ADDENDA
222.8 Once again.
Much evidence points at the necessity to incorporate also in the D text some clear sign of where to find 6 'sleeping mats'. And this should be the reason for why there were only 6 glyphs in line Da8.
The creators of Manuscript E might have read the text on the D tablet. And accordingly the rooster (moa) calling out when King Hotu A Matua fell on his face (like so many other stone statues - moai - before him) meant a new king had to be installed (created), hakaariki. ... The king arose from his sleeping mat and said to all the people: 'Let us go to Orongo so that I can announce my death!' The king climbed on the rock and gazed in the direction of Hiva, the direction in which he had travelled (across the ocean).
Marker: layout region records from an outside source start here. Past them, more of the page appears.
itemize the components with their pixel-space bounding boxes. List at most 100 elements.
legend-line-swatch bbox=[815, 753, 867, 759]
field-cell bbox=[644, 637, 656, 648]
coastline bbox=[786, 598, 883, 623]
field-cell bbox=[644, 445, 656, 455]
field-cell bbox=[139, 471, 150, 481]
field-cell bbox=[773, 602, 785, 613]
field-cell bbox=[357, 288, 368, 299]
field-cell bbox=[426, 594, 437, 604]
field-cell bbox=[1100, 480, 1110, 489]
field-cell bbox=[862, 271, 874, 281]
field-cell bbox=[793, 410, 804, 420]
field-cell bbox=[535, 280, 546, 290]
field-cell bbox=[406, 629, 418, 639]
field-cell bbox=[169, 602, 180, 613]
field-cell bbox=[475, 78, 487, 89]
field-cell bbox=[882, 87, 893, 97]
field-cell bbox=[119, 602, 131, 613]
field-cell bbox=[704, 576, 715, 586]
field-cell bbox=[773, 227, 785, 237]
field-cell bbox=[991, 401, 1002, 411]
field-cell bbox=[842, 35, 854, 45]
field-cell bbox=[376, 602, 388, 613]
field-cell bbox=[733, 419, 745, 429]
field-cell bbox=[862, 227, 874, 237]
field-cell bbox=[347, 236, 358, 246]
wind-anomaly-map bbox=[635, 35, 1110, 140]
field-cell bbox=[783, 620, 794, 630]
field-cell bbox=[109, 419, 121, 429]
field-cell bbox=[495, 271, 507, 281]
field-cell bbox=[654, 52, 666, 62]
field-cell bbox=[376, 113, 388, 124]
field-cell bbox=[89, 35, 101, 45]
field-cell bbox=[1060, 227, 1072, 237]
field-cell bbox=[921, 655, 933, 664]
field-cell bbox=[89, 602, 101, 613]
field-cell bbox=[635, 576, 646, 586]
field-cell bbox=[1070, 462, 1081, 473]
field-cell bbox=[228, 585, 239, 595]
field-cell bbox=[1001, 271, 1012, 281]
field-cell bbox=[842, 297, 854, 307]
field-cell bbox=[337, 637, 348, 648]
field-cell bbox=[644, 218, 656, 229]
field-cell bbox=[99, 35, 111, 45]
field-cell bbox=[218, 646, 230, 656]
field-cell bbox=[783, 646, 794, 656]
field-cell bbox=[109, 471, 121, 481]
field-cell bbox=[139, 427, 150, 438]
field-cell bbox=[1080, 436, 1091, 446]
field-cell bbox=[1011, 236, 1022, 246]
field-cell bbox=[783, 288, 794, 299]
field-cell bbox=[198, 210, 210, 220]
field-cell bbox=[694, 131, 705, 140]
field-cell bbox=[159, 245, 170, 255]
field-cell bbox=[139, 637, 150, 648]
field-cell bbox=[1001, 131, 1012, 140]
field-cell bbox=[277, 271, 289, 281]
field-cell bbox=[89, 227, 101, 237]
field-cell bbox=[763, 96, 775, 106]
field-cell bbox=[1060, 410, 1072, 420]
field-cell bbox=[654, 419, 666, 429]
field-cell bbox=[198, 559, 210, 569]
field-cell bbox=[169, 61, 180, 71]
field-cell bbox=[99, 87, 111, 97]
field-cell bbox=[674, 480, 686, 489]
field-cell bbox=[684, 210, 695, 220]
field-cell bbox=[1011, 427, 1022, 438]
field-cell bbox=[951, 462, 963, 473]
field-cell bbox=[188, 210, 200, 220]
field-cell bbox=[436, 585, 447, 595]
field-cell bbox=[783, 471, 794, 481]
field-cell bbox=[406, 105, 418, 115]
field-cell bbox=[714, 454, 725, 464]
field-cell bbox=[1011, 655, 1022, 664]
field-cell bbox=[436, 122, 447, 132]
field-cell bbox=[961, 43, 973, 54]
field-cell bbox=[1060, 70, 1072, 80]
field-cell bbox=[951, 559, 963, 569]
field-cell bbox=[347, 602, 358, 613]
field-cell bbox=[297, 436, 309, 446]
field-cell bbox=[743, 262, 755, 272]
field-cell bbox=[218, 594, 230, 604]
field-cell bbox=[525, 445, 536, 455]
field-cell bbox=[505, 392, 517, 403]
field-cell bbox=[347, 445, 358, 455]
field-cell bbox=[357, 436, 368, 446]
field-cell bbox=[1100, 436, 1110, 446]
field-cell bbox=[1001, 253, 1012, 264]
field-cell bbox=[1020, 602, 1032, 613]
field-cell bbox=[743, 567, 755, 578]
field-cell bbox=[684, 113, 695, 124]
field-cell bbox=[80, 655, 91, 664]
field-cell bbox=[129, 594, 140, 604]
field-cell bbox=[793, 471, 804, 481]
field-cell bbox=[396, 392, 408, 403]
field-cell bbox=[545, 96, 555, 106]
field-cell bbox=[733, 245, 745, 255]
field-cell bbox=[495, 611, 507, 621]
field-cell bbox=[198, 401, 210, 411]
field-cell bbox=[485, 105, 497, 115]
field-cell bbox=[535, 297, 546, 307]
The king said: 'Here I am and I am speaking for the last time.' The people (mahingo) listened as he spoke. The king called out to his guardian spirits (akuaku), Kuihi and Kuaha, in a loud voice: 'Let the voice of the rooster of Ariana (→ Arianrhod → Gemma, α Cor. Bor. → St John's Day) crow softly. The stem with many roots (i.e., the king) is entering!' The king fell down, and Hotu A Matua died. Then all the people began to lament with loud voices. The royal child, Tuu Maheke, picked up the litter and lifted (the dead) unto it. Tuu Maheke put his hand to the right side of the litter, and together the four children of Matua picked up the litter and carried it. He and his people formed a line and went to Akahanga to bury (the dead) in Hare O Ava. For when he was still in full possession of his vital forces, A Matua had instructed Tuu Maheke, the royal child, that he wished to be buried in Hare O Ava. They picked him up, went on their way, and came to Akahanga. They buried him in Hare O Ava ... The death of king Hotu was, however, not told in Manuscript E, it came from other sources (The Eighth Island, p. 218). And as if by coincidence there were 16 glyphs defined for the first line on side b of the D tablet:
6 + 16 = 22 → π: ... About Carmenta we know from the historian Dionysus Periergetis that she gave orcales to Hercules and lived to the age of 110 years. 110 was a canonical number, the ideal age which every Egyptian wished to reach and the age at which, for example, the patriarch Joseph died. The 110 years were made up of twenty-two Etruscan lustra of five years each; and 110 years composed the 'cycle' taken over from the Etruscans by the Romans. At the end of each cycle they corrected irregularities in the solar calendar by intercalation and held Secular Games. The secret sense of 22 - sacred numbers were never chosen haphazardly - is that it is the measure of the circumference of the circle when the diameter is 7. This proportion, now known as pi, is no longer a religious secret; and is used today only as a rule-of-thumb formula, the real mathematical value of pi being a decimal figure which nobody has yet been able work out because it goes on without ever ending, as 22 / 7 does, in a neat recurring sequence [3.142857142857 ...]. Seven lustra add up to thirty-five years, and thirty-five at Rome was the age at which a man was held to reach his prime and might be elected Consul ...
There seems to have been a design which required 91 days (= 364 / 4) to be remaining after Da8-1.